At a time when other defense contractors have faced declining work because of shrinking budgets, Capco has increased sales and production, Goetz said. In fact, he expects to increase staffing by 30 to 40 in 2016 to fulfill a new contract.

Heaton says CAMA awards recognizes members for advancing various aspects of their operations, whether its personnel, manufacturing processes or business. The Manufacturer of the Year award takes into account all those criteria, and Capco was selected over five other nominees.

In addition, though, the award honors Goertz for his leadership in uniting manufacturers in Western Colorado and promoting the industry, Heaton says. The creation of the CAMA West Chapter, the first for CAMA, served as a model for a second chapter that formed in the Colorado Springs area, he says.

Goertz also has been involved in organizing a manufacturing summit in Grand Junction for the past two years to promote connections among manufacturers on the Western Slope and across the state. Goertz arranges tours of local manufacturers, networking events and meetings in which participants share best practices. In addition, he serves as chairman of an advisory committee that makes sure engineering students at Colorado Mesa University learn what they need to succeed at jobs in manufacturing.

Those efforts have furthered the mission of CAMA and nearly 250 manufacturers that belong to the organization, Heaton says. “We’re about growing manufacturing and putting Colorado manufacturers on the map.”

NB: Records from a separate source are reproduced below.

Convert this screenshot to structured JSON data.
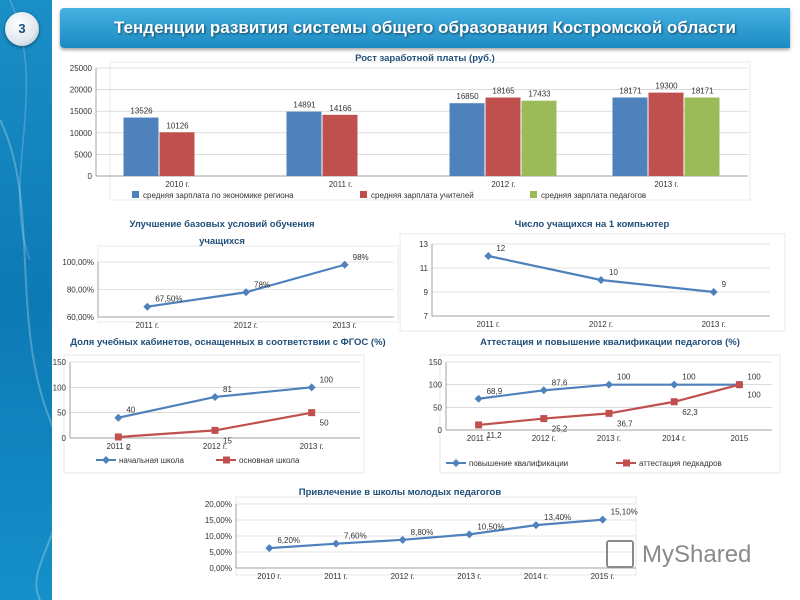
{
  "slide": {
    "number": "3",
    "title": "Тенденции развития системы общего образования Костромской области"
  },
  "watermark": {
    "text": "MyShared"
  },
  "colors": {
    "blue": "#4f81bd",
    "red": "#c0504d",
    "green": "#9bbb59",
    "title_bar": "#2b9bd0"
  },
  "chart_data": [
    {
      "id": "salary",
      "type": "bar",
      "title": "Рост заработной платы (руб.)",
      "categories": [
        "2010 г.",
        "2011 г.",
        "2012 г.",
        "2013 г."
      ],
      "series": [
        {
          "name": "средняя зарплата по экономике региона",
          "color": "#4f81bd",
          "values": [
            13526,
            14891,
            16850,
            18171
          ],
          "labels": [
            "13526",
            "14891",
            "16850",
            "18171"
          ]
        },
        {
          "name": "средняя зарплата учителей",
          "color": "#c0504d",
          "values": [
            10126,
            14166,
            18165,
            19300
          ],
          "labels": [
            "10126",
            "14166",
            "18165",
            "19300"
          ]
        },
        {
          "name": "средняя зарплата педагогов",
          "color": "#9bbb59",
          "values": [
            null,
            null,
            17433,
            18171
          ],
          "labels": [
            null,
            null,
            "17433",
            "18171"
          ]
        }
      ],
      "ylim": [
        0,
        25000
      ],
      "yticks": [
        0,
        5000,
        10000,
        15000,
        20000,
        25000
      ],
      "grid": true,
      "legend": "bottom"
    },
    {
      "id": "conditions",
      "type": "line",
      "title": "Улучшение базовых условий обучения учащихся",
      "categories": [
        "2011 г.",
        "2012 г.",
        "2013 г."
      ],
      "series": [
        {
          "color": "#4f81bd",
          "values": [
            67.5,
            78,
            98
          ],
          "labels": [
            "67,50%",
            "78%",
            "98%"
          ]
        }
      ],
      "ylim": [
        60,
        100
      ],
      "yticks": [
        60,
        80,
        100
      ],
      "ytick_labels": [
        "60,00%",
        "80,00%",
        "100,00%"
      ],
      "grid": true,
      "legend": "none"
    },
    {
      "id": "computers",
      "type": "line",
      "title": "Число учащихся на 1 компьютер",
      "categories": [
        "2011 г.",
        "2012 г.",
        "2013 г."
      ],
      "series": [
        {
          "color": "#4f81bd",
          "values": [
            12,
            10,
            9
          ],
          "labels": [
            "12",
            "10",
            "9"
          ]
        }
      ],
      "ylim": [
        7,
        13
      ],
      "yticks": [
        7,
        9,
        11,
        13
      ],
      "grid": true,
      "legend": "none"
    },
    {
      "id": "fgos",
      "type": "line",
      "title": "Доля учебных кабинетов, оснащенных в соответствии с ФГОС (%)",
      "categories": [
        "2011 г.",
        "2012 г.",
        "2013 г."
      ],
      "series": [
        {
          "name": "начальная школа",
          "color": "#4f81bd",
          "values": [
            40,
            81,
            100
          ],
          "labels": [
            "40",
            "81",
            "100"
          ]
        },
        {
          "name": "основная школа",
          "color": "#c0504d",
          "values": [
            2,
            15,
            50
          ],
          "labels": [
            "2",
            "15",
            "50"
          ]
        }
      ],
      "ylim": [
        0,
        150
      ],
      "yticks": [
        0,
        50,
        100,
        150
      ],
      "grid": true,
      "legend": "bottom"
    },
    {
      "id": "attestation",
      "type": "line",
      "title": "Аттестация и повышение квалификации педагогов (%)",
      "categories": [
        "2011 г.",
        "2012 г.",
        "2013 г.",
        "2014 г.",
        "2015"
      ],
      "series": [
        {
          "name": "повышение квалификации",
          "color": "#4f81bd",
          "values": [
            68.9,
            87.6,
            100,
            100,
            100
          ],
          "labels": [
            "68,9",
            "87,6",
            "100",
            "100",
            "100"
          ]
        },
        {
          "name": "аттестация педкадров",
          "color": "#c0504d",
          "values": [
            11.2,
            25.2,
            36.7,
            62.3,
            100
          ],
          "labels": [
            "11,2",
            "25,2",
            "36,7",
            "62,3",
            "100"
          ]
        }
      ],
      "ylim": [
        0,
        150
      ],
      "yticks": [
        0,
        50,
        100,
        150
      ],
      "grid": true,
      "legend": "bottom"
    },
    {
      "id": "young",
      "type": "line",
      "title": "Привлечение в школы молодых педагогов",
      "categories": [
        "2010 г.",
        "2011 г.",
        "2012 г.",
        "2013 г.",
        "2014 г.",
        "2015 г."
      ],
      "series": [
        {
          "color": "#4f81bd",
          "values": [
            6.2,
            7.6,
            8.8,
            10.5,
            13.4,
            15.1
          ],
          "labels": [
            "6,20%",
            "7,60%",
            "8,80%",
            "10,50%",
            "13,40%",
            "15,10%"
          ]
        }
      ],
      "ylim": [
        0,
        20
      ],
      "yticks": [
        0,
        5,
        10,
        15,
        20
      ],
      "ytick_labels": [
        "0,00%",
        "5,00%",
        "10,00%",
        "15,00%",
        "20,00%"
      ],
      "grid": true,
      "legend": "none"
    }
  ]
}
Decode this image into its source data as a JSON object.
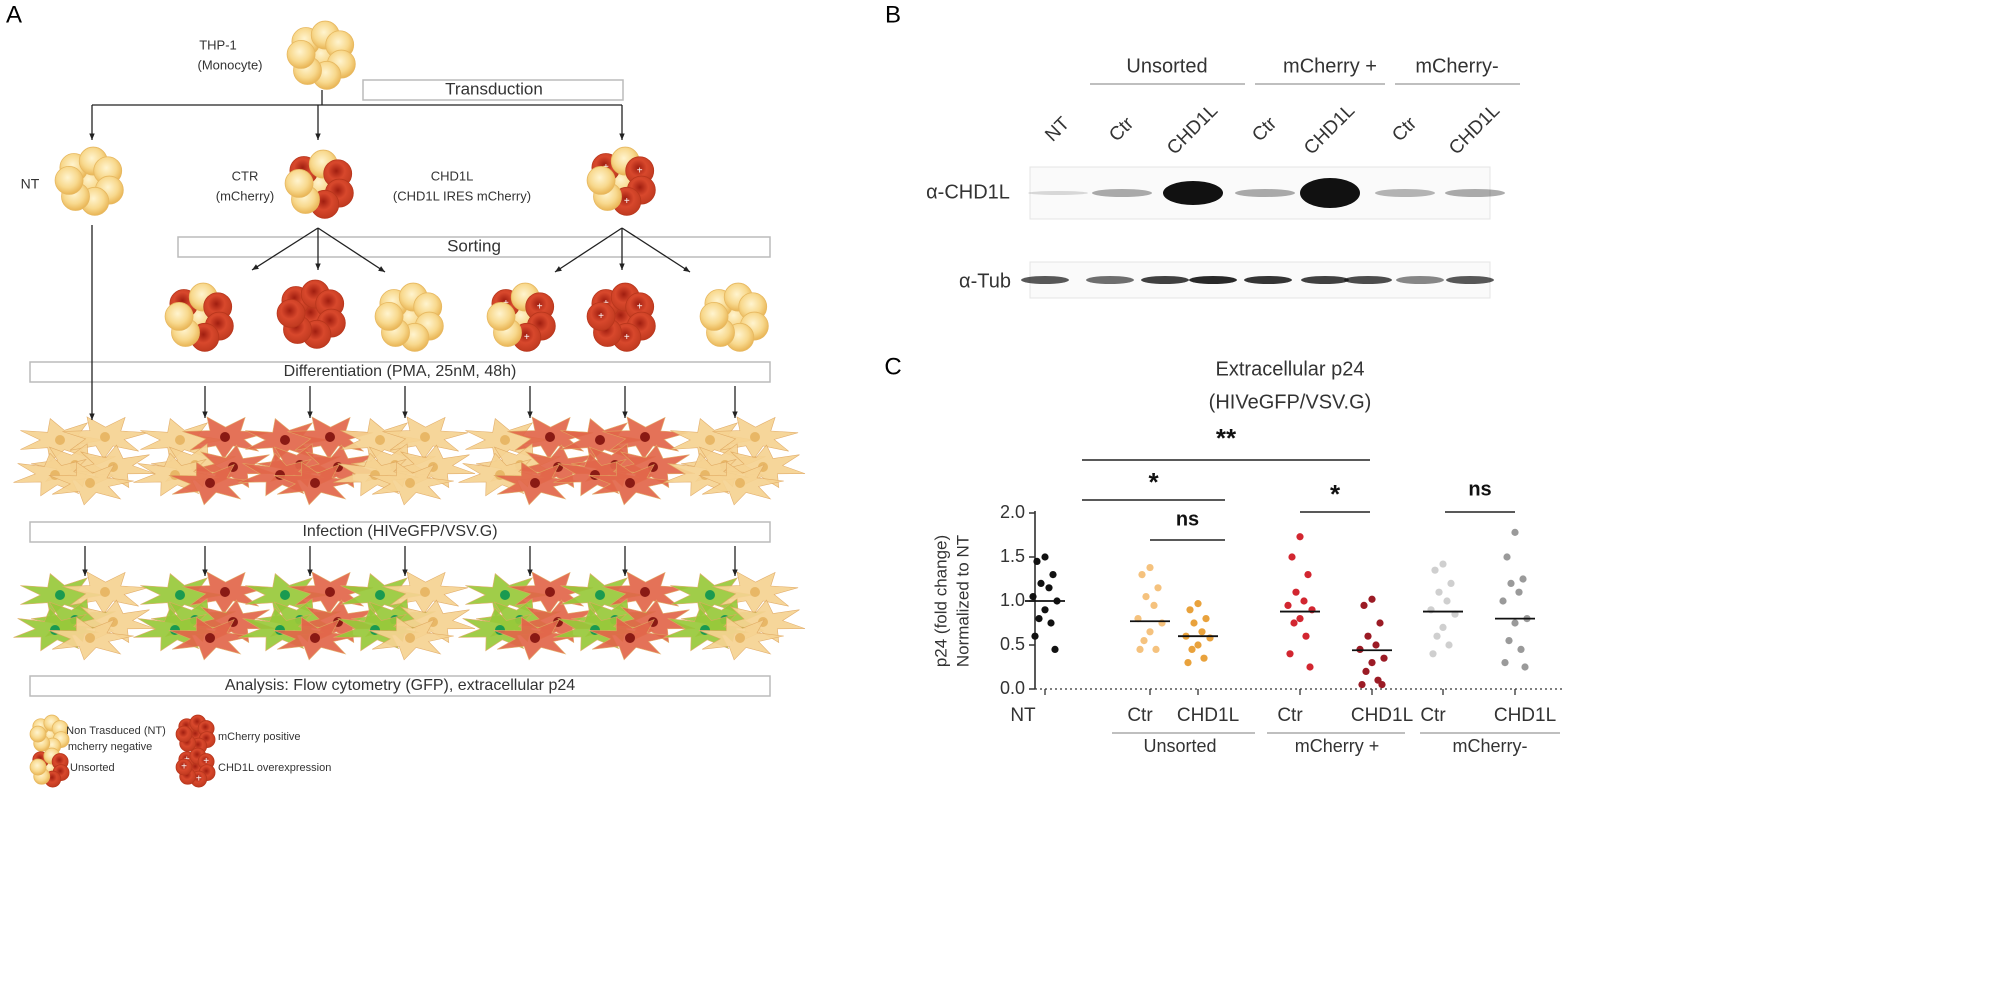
{
  "panel_a": {
    "letter": "A",
    "source": [
      "THP-1",
      "(Monocyte)"
    ],
    "transduction": "Transduction",
    "nt": "NT",
    "ctr": [
      "CTR",
      "(mCherry)"
    ],
    "chd1l": [
      "CHD1L",
      "(CHD1L IRES mCherry)"
    ],
    "sorting": "Sorting",
    "differentiation": "Differentiation (PMA, 25nM, 48h)",
    "infection": "Infection (HIVeGFP/VSV.G)",
    "analysis": "Analysis: Flow cytometry (GFP), extracellular p24",
    "legend": [
      [
        "Non Trasduced (NT)",
        "mcherry negative"
      ],
      [
        "mCherry positive"
      ],
      [
        "Unsorted"
      ],
      [
        "CHD1L overexpression"
      ]
    ]
  },
  "panel_b": {
    "letter": "B",
    "groups": [
      "Unsorted",
      "mCherry +",
      "mCherry-"
    ],
    "lanes": [
      "NT",
      "Ctr",
      "CHD1L",
      "Ctr",
      "CHD1L",
      "Ctr",
      "CHD1L"
    ],
    "rows": [
      "α-CHD1L",
      "α-Tub"
    ]
  },
  "chart_data": {
    "type": "strip",
    "letter": "C",
    "title": "Extracellular p24",
    "subtitle": "(HIVeGFP/VSV.G)",
    "ylabel": [
      "p24 (fold change)",
      "Normalized to NT"
    ],
    "categories": [
      "NT",
      "Ctr",
      "CHD1L",
      "Ctr",
      "CHD1L",
      "Ctr",
      "CHD1L"
    ],
    "groups": [
      "Unsorted",
      "mCherry +",
      "mCherry-"
    ],
    "colors": [
      "#111111",
      "#f5c27e",
      "#e9a23c",
      "#d22630",
      "#9b1b25",
      "#cfcfcf",
      "#9a9a9a"
    ],
    "values": [
      [
        1.5,
        1.45,
        1.3,
        1.2,
        1.15,
        1.05,
        1.0,
        0.9,
        0.8,
        0.75,
        0.6,
        0.45
      ],
      [
        1.38,
        1.3,
        1.15,
        1.05,
        0.95,
        0.8,
        0.75,
        0.65,
        0.55,
        0.45,
        0.45
      ],
      [
        0.97,
        0.9,
        0.8,
        0.75,
        0.65,
        0.6,
        0.58,
        0.5,
        0.45,
        0.35,
        0.3
      ],
      [
        1.73,
        1.5,
        1.3,
        1.1,
        1.0,
        0.95,
        0.9,
        0.8,
        0.75,
        0.6,
        0.4,
        0.25
      ],
      [
        1.02,
        0.95,
        0.75,
        0.6,
        0.5,
        0.45,
        0.35,
        0.3,
        0.2,
        0.1,
        0.05,
        0.05
      ],
      [
        1.42,
        1.35,
        1.2,
        1.1,
        1.0,
        0.9,
        0.85,
        0.7,
        0.6,
        0.5,
        0.4
      ],
      [
        1.78,
        1.5,
        1.25,
        1.2,
        1.1,
        1.0,
        0.8,
        0.75,
        0.55,
        0.45,
        0.3,
        0.25
      ]
    ],
    "means": [
      1.0,
      0.77,
      0.6,
      0.88,
      0.44,
      0.88,
      0.8
    ],
    "ylim": [
      0,
      2
    ],
    "yticks": [
      {
        "value": 0,
        "label": "0.0"
      },
      {
        "value": 0.5,
        "label": "0.5"
      },
      {
        "value": 1,
        "label": "1.0"
      },
      {
        "value": 1.5,
        "label": "1.5"
      },
      {
        "value": 2,
        "label": "2.0"
      }
    ],
    "annotations": [
      "**",
      "*",
      "ns",
      "*",
      "ns"
    ]
  }
}
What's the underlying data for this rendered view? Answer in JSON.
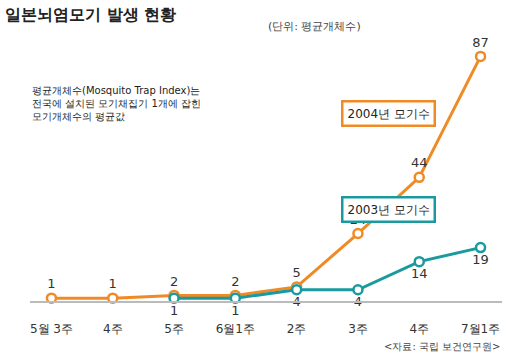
{
  "chart_data": {
    "type": "line",
    "title": "일본뇌염모기 발생 현황",
    "subtitle": "(단위: 평균개체수)",
    "annotations": {
      "note": [
        "평균개체수(Mosquito Trap Index)는",
        "전국에 설치된 모기채집기 1개에 잡힌",
        "모기개체수의 평균값"
      ],
      "source": "<자료: 국립 보건연구원>"
    },
    "categories": [
      "5월 3주",
      "4주",
      "5주",
      "6월1주",
      "2주",
      "3주",
      "4주",
      "7월1주"
    ],
    "series": [
      {
        "name": "2004년 모기수",
        "color": "#f08a24",
        "values": [
          1,
          1,
          2,
          2,
          5,
          24,
          44,
          87
        ]
      },
      {
        "name": "2003년 모기수",
        "color": "#1a9a9e",
        "values": [
          null,
          null,
          1,
          1,
          4,
          4,
          14,
          19
        ]
      }
    ],
    "ylim": [
      0,
      90
    ],
    "tick_labels": "x",
    "grid": false,
    "data_labels": true,
    "marker": "circle",
    "line_style": "solid"
  }
}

Manufacturing has achieved some success in that regard, Heaton says, in ranking second among industry sectors for job creation so far in 2015, behind only construction. But manufacturers also face what Heaton called “headwinds” in slowing energy development related to low prices, a strong dollar that makes exports more expensive and uncertainty in the global economy.

Given the higher wages manufacturers pay and materials and services they purchase from suppliers, growth in the sector constitutes a riding tide that lifts all boats, Goertz says. “That’s kind of how I view things.”